NATO launches largest scale military exercise since 2002 to increase preparedness against backdrop of Ukraine crisis, with 36,000 soldiers from member countries participating

Photo by: Reuters
Photo by: Reuters

Ukraine's President Petro Poroshenko (center R) and NATO Secretary-General Jens Stoltenberg (center L) attend a meeting of the National Security and Defense Council of Ukraine in Kiev on September 22, 2015

NATO has launched its biggest military exercise since 2002 involving 36,000 soldiers from at least 30 allied and partner nations to increase preparedness against the backdrop of the Ukraine crisis. 

The Trident Juncture 2015 exercise started on September 28 and will continue until November 6. Italy, Portugal, Spain, the Atlantic Ocean, the Mediterranean Sea and Canada, Norway, Germany, Belgium and the Netherlands will be taking part in the exercise, the NATO Allied Joint Force Command announced on its web site.

"Trident Juncture 2015 will demonstrate NATO’s new increased level of ambition in joint modern warfare and will show-case a capable, forward-leading Alliance equipped with the appropriate capability and capacity to meet present and future security challenges." the command center said.

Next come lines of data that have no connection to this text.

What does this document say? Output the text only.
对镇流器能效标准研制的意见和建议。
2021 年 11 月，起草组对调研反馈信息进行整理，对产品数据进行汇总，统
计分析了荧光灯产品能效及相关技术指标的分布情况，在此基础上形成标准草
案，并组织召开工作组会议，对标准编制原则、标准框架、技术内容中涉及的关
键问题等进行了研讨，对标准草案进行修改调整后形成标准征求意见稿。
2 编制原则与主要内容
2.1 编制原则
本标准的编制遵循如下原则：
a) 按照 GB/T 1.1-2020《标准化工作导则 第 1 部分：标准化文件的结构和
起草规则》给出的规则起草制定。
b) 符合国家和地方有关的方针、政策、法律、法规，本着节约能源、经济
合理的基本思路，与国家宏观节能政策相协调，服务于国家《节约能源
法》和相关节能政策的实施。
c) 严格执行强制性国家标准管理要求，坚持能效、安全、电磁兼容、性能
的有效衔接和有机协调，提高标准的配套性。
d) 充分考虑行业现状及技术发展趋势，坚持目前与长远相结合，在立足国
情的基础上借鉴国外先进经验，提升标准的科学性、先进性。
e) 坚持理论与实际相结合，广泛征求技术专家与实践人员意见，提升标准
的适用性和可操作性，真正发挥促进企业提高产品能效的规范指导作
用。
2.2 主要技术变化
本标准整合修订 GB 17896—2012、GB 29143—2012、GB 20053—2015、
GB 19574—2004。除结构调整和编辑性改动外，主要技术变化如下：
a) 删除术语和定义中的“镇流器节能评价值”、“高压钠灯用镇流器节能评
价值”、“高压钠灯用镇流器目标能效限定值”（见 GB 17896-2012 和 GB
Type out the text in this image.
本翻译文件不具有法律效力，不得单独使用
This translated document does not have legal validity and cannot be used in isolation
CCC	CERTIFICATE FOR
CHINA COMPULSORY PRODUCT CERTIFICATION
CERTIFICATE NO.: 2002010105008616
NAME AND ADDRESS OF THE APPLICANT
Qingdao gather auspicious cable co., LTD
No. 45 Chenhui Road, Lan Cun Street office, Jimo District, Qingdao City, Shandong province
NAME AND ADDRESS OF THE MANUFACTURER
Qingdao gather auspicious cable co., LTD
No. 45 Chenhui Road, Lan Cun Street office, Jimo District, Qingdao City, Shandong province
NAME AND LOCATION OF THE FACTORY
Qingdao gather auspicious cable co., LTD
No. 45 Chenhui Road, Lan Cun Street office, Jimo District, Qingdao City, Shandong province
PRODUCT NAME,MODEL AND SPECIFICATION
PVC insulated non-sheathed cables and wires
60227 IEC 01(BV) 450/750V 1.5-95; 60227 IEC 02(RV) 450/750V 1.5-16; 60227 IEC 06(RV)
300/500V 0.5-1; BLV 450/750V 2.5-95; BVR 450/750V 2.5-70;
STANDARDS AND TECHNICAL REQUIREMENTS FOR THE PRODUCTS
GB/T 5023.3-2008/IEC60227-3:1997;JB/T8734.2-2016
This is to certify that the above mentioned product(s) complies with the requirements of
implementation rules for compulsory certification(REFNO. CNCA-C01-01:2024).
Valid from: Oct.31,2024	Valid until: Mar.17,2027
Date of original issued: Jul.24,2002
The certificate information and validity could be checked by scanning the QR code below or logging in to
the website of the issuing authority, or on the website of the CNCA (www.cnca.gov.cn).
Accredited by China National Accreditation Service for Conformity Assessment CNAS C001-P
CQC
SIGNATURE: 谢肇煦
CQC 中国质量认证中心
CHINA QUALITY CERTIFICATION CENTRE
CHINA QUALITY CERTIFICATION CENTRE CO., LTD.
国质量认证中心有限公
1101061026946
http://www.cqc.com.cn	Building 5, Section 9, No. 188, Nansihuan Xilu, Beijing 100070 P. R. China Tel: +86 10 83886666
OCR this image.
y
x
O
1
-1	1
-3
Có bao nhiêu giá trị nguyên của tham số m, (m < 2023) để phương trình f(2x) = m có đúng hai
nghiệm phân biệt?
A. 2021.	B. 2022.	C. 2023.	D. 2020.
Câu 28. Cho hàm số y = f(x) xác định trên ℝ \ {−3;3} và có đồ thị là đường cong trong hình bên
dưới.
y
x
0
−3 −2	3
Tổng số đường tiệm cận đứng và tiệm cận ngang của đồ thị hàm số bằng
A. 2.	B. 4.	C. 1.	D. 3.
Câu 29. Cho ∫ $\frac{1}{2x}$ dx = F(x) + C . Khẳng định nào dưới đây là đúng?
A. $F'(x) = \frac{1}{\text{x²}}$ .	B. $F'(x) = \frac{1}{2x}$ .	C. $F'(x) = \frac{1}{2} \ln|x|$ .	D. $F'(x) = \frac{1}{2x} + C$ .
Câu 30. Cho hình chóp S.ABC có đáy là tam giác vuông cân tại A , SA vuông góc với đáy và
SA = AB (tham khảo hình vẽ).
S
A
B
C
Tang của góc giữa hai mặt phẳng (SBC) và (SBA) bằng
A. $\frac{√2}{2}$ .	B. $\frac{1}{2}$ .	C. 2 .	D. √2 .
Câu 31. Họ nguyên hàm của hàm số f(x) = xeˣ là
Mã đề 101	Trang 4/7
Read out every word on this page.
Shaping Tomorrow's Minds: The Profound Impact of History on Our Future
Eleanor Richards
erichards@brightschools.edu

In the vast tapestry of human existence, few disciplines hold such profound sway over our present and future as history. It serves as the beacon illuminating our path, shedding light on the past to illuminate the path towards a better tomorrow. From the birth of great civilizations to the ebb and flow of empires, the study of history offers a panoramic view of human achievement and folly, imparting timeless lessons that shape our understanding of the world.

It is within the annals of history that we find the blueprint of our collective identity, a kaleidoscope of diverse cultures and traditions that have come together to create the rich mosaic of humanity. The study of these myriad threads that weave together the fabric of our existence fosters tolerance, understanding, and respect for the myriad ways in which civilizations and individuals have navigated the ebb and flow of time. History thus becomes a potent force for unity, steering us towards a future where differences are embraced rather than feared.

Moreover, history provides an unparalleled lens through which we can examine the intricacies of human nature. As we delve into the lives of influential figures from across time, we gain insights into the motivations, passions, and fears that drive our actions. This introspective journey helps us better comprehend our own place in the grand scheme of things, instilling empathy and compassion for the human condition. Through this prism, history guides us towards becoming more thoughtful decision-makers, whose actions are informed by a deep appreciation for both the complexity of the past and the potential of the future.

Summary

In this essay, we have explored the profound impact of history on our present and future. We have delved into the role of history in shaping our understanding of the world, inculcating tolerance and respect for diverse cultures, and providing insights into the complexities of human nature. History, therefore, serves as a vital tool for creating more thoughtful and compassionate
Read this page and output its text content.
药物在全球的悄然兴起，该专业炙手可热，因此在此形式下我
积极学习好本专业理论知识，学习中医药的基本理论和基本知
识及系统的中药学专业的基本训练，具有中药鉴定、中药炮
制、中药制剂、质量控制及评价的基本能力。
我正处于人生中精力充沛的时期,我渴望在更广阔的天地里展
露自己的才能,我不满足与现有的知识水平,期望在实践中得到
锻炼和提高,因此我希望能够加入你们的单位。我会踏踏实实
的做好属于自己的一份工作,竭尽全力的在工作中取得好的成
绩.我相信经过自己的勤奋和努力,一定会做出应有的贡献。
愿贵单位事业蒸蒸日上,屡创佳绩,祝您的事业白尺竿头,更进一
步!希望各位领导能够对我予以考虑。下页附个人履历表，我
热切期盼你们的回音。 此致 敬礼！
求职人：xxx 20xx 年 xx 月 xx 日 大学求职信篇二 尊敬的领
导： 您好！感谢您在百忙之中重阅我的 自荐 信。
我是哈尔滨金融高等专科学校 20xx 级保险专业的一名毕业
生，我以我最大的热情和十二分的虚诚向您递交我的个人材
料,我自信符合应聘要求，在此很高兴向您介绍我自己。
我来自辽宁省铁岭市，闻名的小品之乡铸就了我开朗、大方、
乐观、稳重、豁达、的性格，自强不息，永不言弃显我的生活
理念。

At least 12 major International Organizations, non-governmental organisations and aid agencies - such as the EU and AU - will also join the military programme.

The long range exercise has become crucial following Russian President Putin’s annexation of Crimea from Ukraine in 2014 and fighting by pro-Russian against Ukraine's government around the main cities in the southeastern part of the country.

In response to Russia's involvement in Ukranie NATO has also sent troops to east European member states in the Baltic and Poland which are concerned about the threat posed by a resurgent Russia.

However, NATO has stressed that its military exercises are not targeted at any country.

Despite this, Russia has also begun a range of large scale military drills addressed at what it sees as growing security threats on its western and south border.